2. Talk about their anxieties
If you think your partner has been especially anxious and insecure about you and your relationship of late and is showing some signs of unhealthy jealousy, it is time to sit down and have a heart-to-heart. Ask them what’s up. What is making them feel this way? Have any of your actions or behaviors been triggering these insecurities? Does it stem from a past relationship? Does their jealousy get triggered by a particular person or is it a more general sort? Ask them what they are feeling and why they think that is. Don’t try to counter them. Don’t argue or try to fix whatever it is. Listen instead. And tell them about how their behavior is making you feel. Be empathetic and supportive. By the end of this session, both of you should leave feeling more grounded, secure, and understood.

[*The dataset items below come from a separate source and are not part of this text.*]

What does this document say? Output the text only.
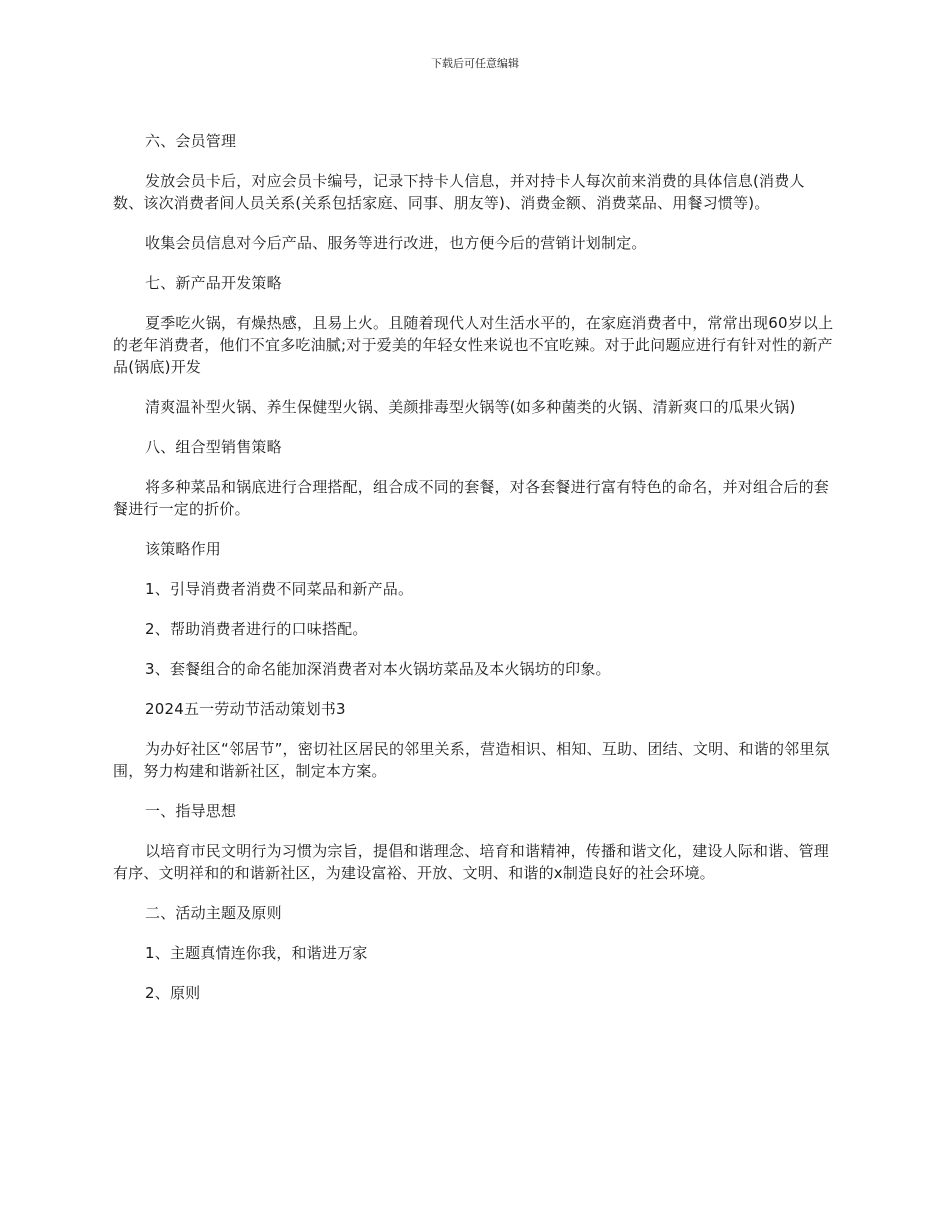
下载后可任意编辑

六、会员管理

发放会员卡后，对应会员卡编号，记录下持卡人信息，并对持卡人每次前来消费的具体信息(消费人数、该次消费者间人员关系(关系包括家庭、同事、朋友等)、消费金额、消费菜品、用餐习惯等)。

收集会员信息对今后产品、服务等进行改进，也方便今后的营销计划制定。

七、新产品开发策略

夏季吃火锅，有燥热感，且易上火。且随着现代人对生活水平的，在家庭消费者中，常常出现60岁以上的老年消费者，他们不宜多吃油腻;对于爱美的年轻女性来说也不宜吃辣。对于此问题应进行有针对性的新产品(锅底)开发

清爽温补型火锅、养生保健型火锅、美颜排毒型火锅等(如多种菌类的火锅、清新爽口的瓜果火锅)

八、组合型销售策略

将多种菜品和锅底进行合理搭配，组合成不同的套餐，对各套餐进行富有特色的命名，并对组合后的套餐进行一定的折价。

该策略作用

1、引导消费者消费不同菜品和新产品。

2、帮助消费者进行的口味搭配。

3、套餐组合的命名能加深消费者对本火锅坊菜品及本火锅坊的印象。

2024五一劳动节活动策划书3

为办好社区“邻居节”，密切社区居民的邻里关系，营造相识、相知、互助、团结、文明、和谐的邻里氛围，努力构建和谐新社区，制定本方案。

一、指导思想

以培育市民文明行为习惯为宗旨，提倡和谐理念、培育和谐精神，传播和谐文化，建设人际和谐、管理有序、文明祥和的和谐新社区，为建设富裕、开放、文明、和谐的x制造良好的社会环境。

二、活动主题及原则

1、主题真情连你我，和谐进万家

2、原则
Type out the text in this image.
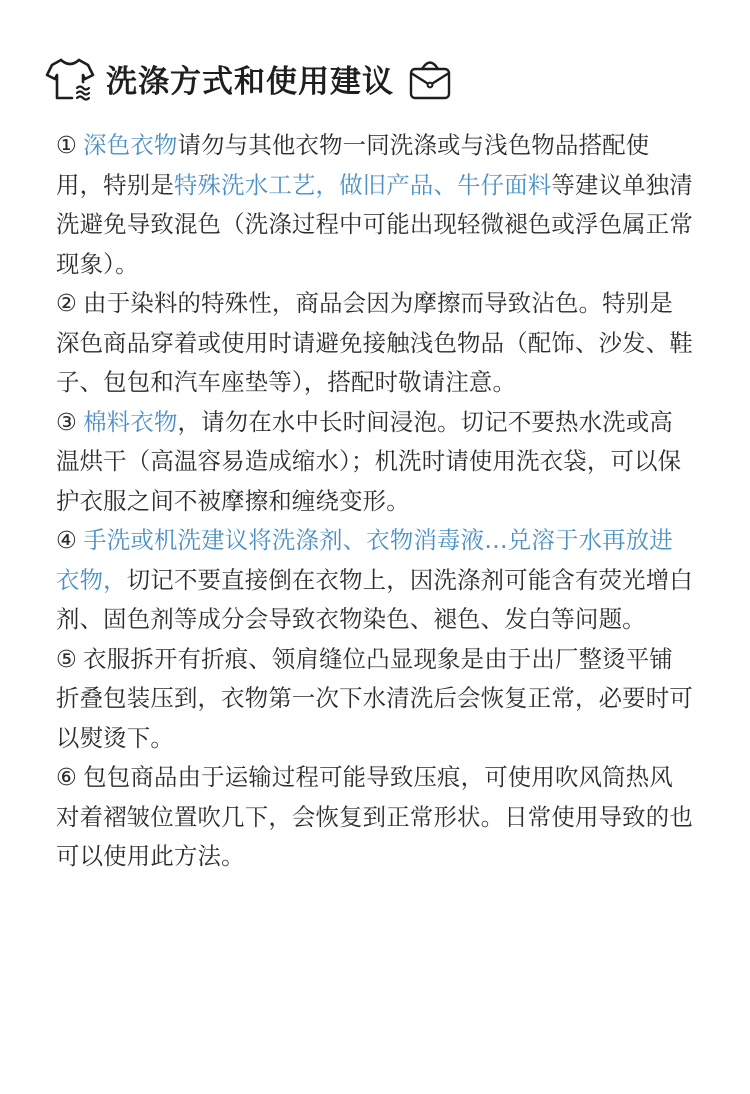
洗涤方式和使用建议

① 深色衣物请勿与其他衣物一同洗涤或与浅色物品搭配使用，特别是特殊洗水工艺，做旧产品、牛仔面料等建议单独清洗避免导致混色（洗涤过程中可能出现轻微褪色或浮色属正常现象）。

② 由于染料的特殊性，商品会因为摩擦而导致沾色。特别是深色商品穿着或使用时请避免接触浅色物品（配饰、沙发、鞋子、包包和汽车座垫等），搭配时敬请注意。

③ 棉料衣物，请勿在水中长时间浸泡。切记不要热水洗或高温烘干（高温容易造成缩水）；机洗时请使用洗衣袋，可以保护衣服之间不被摩擦和缠绕变形。

④ 手洗或机洗建议将洗涤剂、衣物消毒液…兑溶于水再放进衣物，切记不要直接倒在衣物上，因洗涤剂可能含有荧光增白剂、固色剂等成分会导致衣物染色、褪色、发白等问题。

⑤ 衣服拆开有折痕、领肩缝位凸显现象是由于出厂整烫平铺折叠包装压到，衣物第一次下水清洗后会恢复正常，必要时可以熨烫下。

⑥ 包包商品由于运输过程可能导致压痕，可使用吹风筒热风对着褶皱位置吹几下，会恢复到正常形状。日常使用导致的也可以使用此方法。
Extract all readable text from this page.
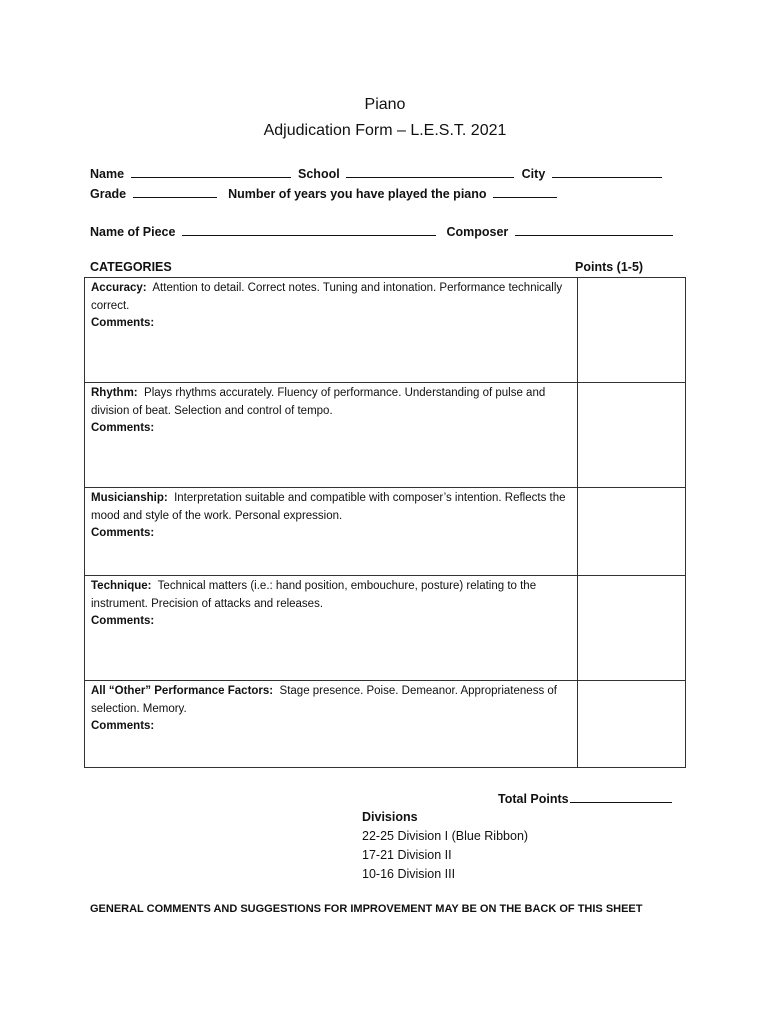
Piano
Adjudication Form – L.E.S.T. 2021
Name	School	City
Grade	Number of years you have played the piano
Name of Piece	Composer
CATEGORIES	Points (1-5)
Accuracy: Attention to detail. Correct notes. Tuning and intonation. Performance technically correct.
Comments:	
Rhythm: Plays rhythms accurately. Fluency of performance. Understanding of pulse and division of beat. Selection and control of tempo.
Comments:	
Musicianship: Interpretation suitable and compatible with composer’s intention. Reflects the mood and style of the work. Personal expression.
Comments:	
Technique: Technical matters (i.e.: hand position, embouchure, posture) relating to the instrument. Precision of attacks and releases.
Comments:	
All “Other” Performance Factors: Stage presence. Poise. Demeanor. Appropriateness of selection. Memory.
Comments:	
Total Points
Divisions
22-25 Division I (Blue Ribbon)
17-21 Division II
10-16 Division III
GENERAL COMMENTS AND SUGGESTIONS FOR IMPROVEMENT MAY BE ON THE BACK OF THIS SHEET
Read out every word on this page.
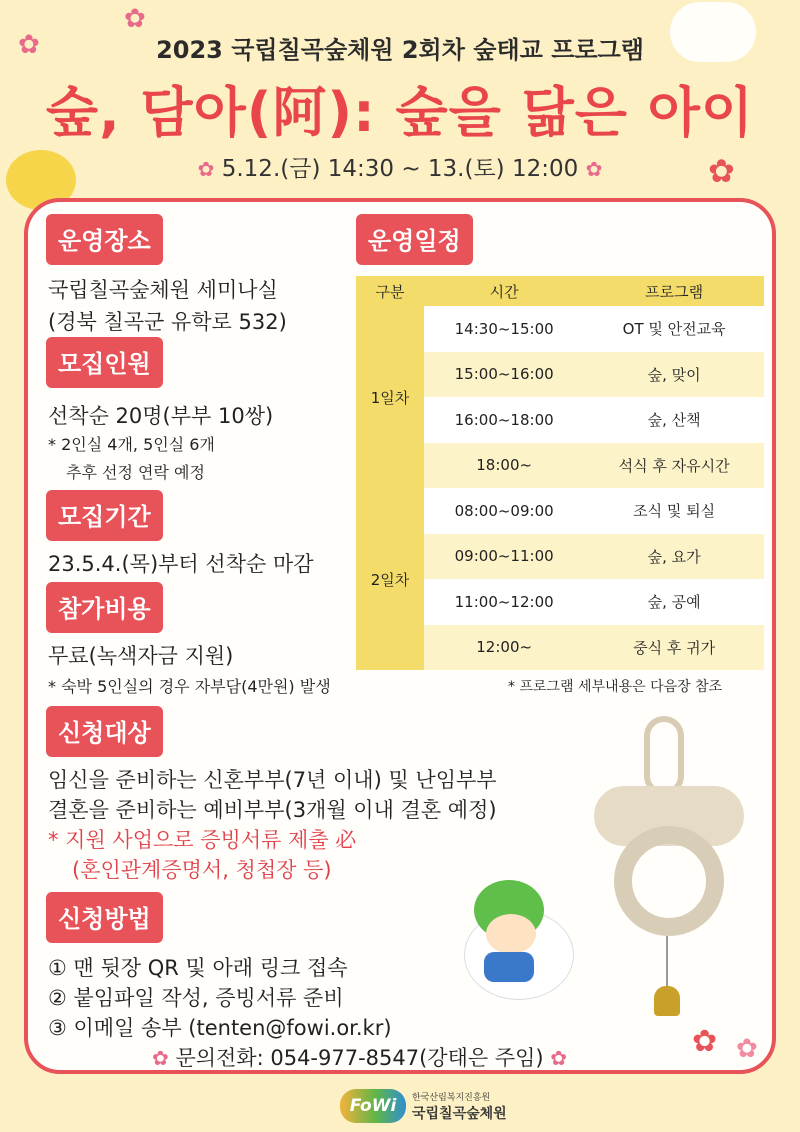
✿
✿
✿
2023 국립칠곡숲체원 2회차 숲태교 프로그램
숲, 담아(阿): 숲을 닮은 아이
✿ 5.12.(금) 14:30 ~ 13.(토) 12:00 ✿
운영장소
국립칠곡숲체원 세미나실
(경북 칠곡군 유학로 532)
모집인원
선착순 20명(부부 10쌍)
* 2인실 4개, 5인실 6개
추후 선정 연락 예정
모집기간
23.5.4.(목)부터 선착순 마감
참가비용
무료(녹색자금 지원)
* 숙박 5인실의 경우 자부담(4만원) 발생
운영일정
구분	시간	프로그램
1일차	14:30~15:00	OT 및 안전교육
	15:00~16:00	숲, 맞이
	16:00~18:00	숲, 산책
	18:00~	석식 후 자유시간
2일차	08:00~09:00	조식 및 퇴실
	09:00~11:00	숲, 요가
	11:00~12:00	숲, 공예
	12:00~	중식 후 귀가
* 프로그램 세부내용은 다음장 참조
신청대상
임신을 준비하는 신혼부부(7년 이내) 및 난임부부
결혼을 준비하는 예비부부(3개월 이내 결혼 예정)
* 지원 사업으로 증빙서류 제출 必
(혼인관계증명서, 청첩장 등)
신청방법
① 맨 뒷장 QR 및 아래 링크 접속
② 붙임파일 작성, 증빙서류 준비
③ 이메일 송부 (tenten@fowi.or.kr)
✿ 문의전화: 054-977-8547(강태은 주임) ✿	✿ ✿
FoWi	한국산림복지진흥원
국립칠곡숲체원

3. Try to understand without getting defensive
Try to understand what they are saying and what’s making them feel this way. It may be hard not to get angry, especially if they point out something that really wasn’t your fault. But, instead of getting defensive and yelling and turning it all into a big argument, listen to what they have to say, and then, try to explain your side to them. Do not lose your cool while doing this. If your partner is a reasonable person, they should see your side too soon enough and realize that the fears are, in fact, baseless. On the other hand, if they keep trying to accuse you and refuse to believe whatever you say, it may just be time to reevaluate the entire relationship.
4. Be patient
Talking it out one day will not resolve the issue immediately, unless you are very, very fortunate. So, chances are that you need to keep communicating and working with each other to help resolve the issue and deal with the signs of jealousy in relationships. It may take a lot of time and revisiting the problems and constantly working on them may get very mentally draining but, as long as you both are willing to keep at it, you should soon find yourself in a stronger, healthier, and more fulfilling relationship.
5. Set some boundaries
While it is important to be supportive of your partner throughout this journey, it is also important to set some boundaries for them and yourself. Tell them what is not okay. Calmy call them out when they are showing signs of unhealthy jealousy. Neither of you can tell the other person what they can wear, where they can, and who they can hang out with. Communication and affection are important. But learning to be okay with doing things without each other and with other people is just as essential, especially if you are dealing with someone who is prone to being jealous and insecure frequently. Jealousy in a partner is not always easy to deal with. But, as long as your partner hasn’t completely veered into dangerously toxic and even violent territories, proper communication and effort can help you both emerge from the ordeal as more grounded and secure people. In fact, since you chose to empathize and support them in times of their vulnerability, you may find that they are trusting you more, bringing you closer than ever before.